PS 47-64
An R package to simplify analysis of long term vegetation monitoring data at the Shenandoah National Park

Wednesday, August 12, 2015
Exhibit Hall, Baltimore Convention Center
M. H. H. Stevens, Department of Biology, Miami University, Oxford, OH
Wendy B. Cass, Shenandoah National Park, National Park Service, E. Luray, VA
Abigail R. Hyduke, Shenandoah National Park, National Park Service, E. Luray, VA
Wendy W. Hochstedler, Shenandoah National Park, National Park Service, E. Luray, VA
Jing Zhang, Department of Statistics, Miami University, Oxford, OH
Alan B. Williams, National Park Service, Luray, VA

Descriptive data of communities, such as long term monitoring data, can be challenging to summarize, analyze and display. Logistical difficulties include differing needs for database management vs. analysis, missing data elements in large data sets, data entry errors, duplicate records, and periodically updated data sets. Summary and display difficulties include the exploratory and unanticipated nature of the uses of the data, display scales appropriate for both very rare and very abundant taxa, and conflict between best practices vs. convention. Analysis difficulties include spatial and temporal pattern and dependence, responses and predictors collected at a variety of spatial and temporal scales, a wide variety of response variables with non-standard distributions, such as zero-inflated, count and categorical data. Our goal was to create an R package, npsr, to help manage, analyze, and display long term vegetation monitoring data for Shenandoah National Park (SHEN).  The package would be used by analysts and technicians with varied skill levels in statistics and programming. The package takes advantage of RStudio, and requires the Gibbs sampler JAGS, and several other packages, most notably dplyr, ggplot2, R2jags, survey, and tweedie.


Our R package, npsr, includes functions for data management, processing or cleaning, documentation, as well as data display, summary, and analysis for the wide variety of data types in the long term vegetation monitoring data from SHEN. Data processing functions help find duplicate and missing tag numbers, and organize data by selected taxonomic levels.
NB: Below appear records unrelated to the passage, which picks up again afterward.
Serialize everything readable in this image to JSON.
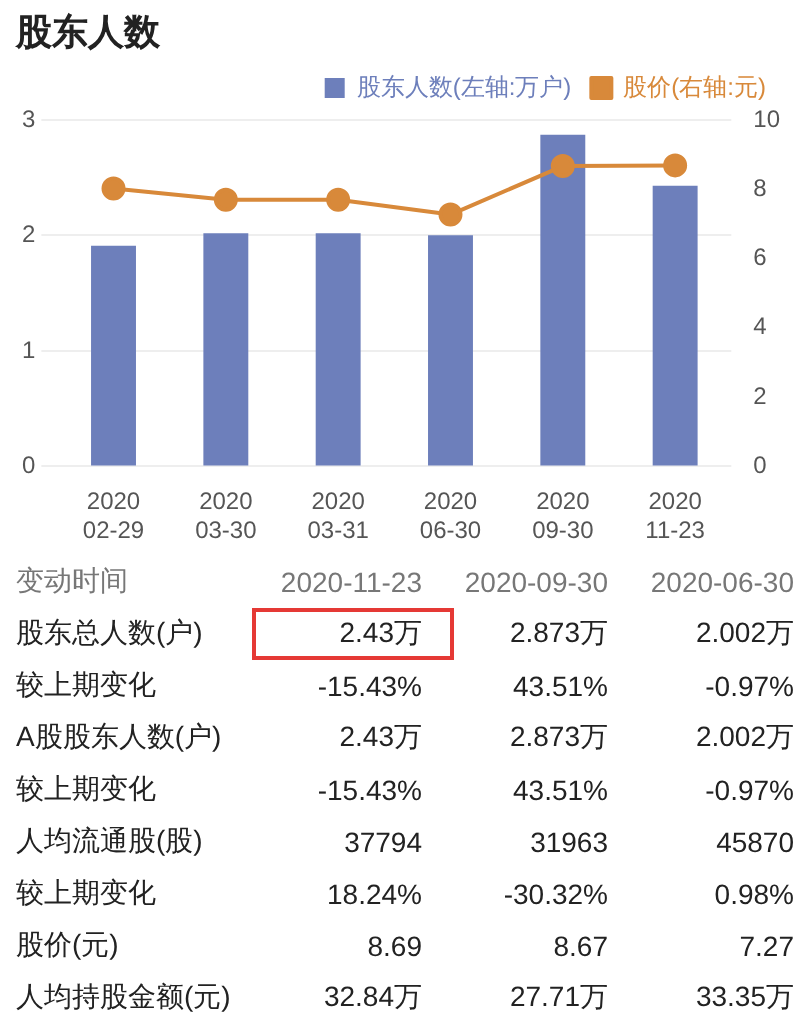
{
  "chart_data": {
    "type": "bar",
    "title": "股东人数",
    "categories": [
      "2020\n02-29",
      "2020\n03-30",
      "2020\n03-31",
      "2020\n06-30",
      "2020\n09-30",
      "2020\n11-23"
    ],
    "series": [
      {
        "name": "股东人数(左轴:万户)",
        "color": "#6d7fbb",
        "values": [
          1.91,
          2.02,
          2.02,
          2.002,
          2.873,
          2.43
        ]
      },
      {
        "name": "股价(右轴:元)",
        "type": "line",
        "axis": "y2",
        "color": "#d8893a",
        "values": [
          8.02,
          7.7,
          7.7,
          7.27,
          8.67,
          8.69
        ]
      }
    ],
    "ylim": [
      0,
      3
    ],
    "yticks": [
      0,
      1,
      2,
      3
    ],
    "y2lim": [
      0,
      10
    ],
    "y2ticks": [
      0,
      2,
      4,
      6,
      8,
      10
    ],
    "grid": "y",
    "legend": "top right",
    "marker": "circle",
    "annotations": [
      "变动时间",
      "2020-11-23",
      "2020-09-30",
      "2020-06-30",
      "股东总人数(户)",
      "2.43万",
      "2.873万",
      "2.002万",
      "较上期变化",
      "-15.43%",
      "43.51%",
      "-0.97%",
      "A股股东人数(户)",
      "2.43万",
      "2.873万",
      "2.002万",
      "较上期变化",
      "-15.43%",
      "43.51%",
      "-0.97%",
      "人均流通股(股)",
      "37794",
      "31963",
      "45870",
      "较上期变化",
      "18.24%",
      "-30.32%",
      "0.98%",
      "股价(元)",
      "8.69",
      "8.67",
      "7.27",
      "人均持股金额(元)",
      "32.84万",
      "27.71万",
      "33.35万"
    ]
  }
}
Data display functions simplify plotting raw data and statistical summaries. Data analysis functions allow design-based analyses for simple summaries and also more complex model-based inference using Gibbs sampling (Bayesian approaches) for projection and generation of credible intervals using highly non-normal distributions. Several vignettes describe data analysis for standard reports and also for assessment of ecological integrity.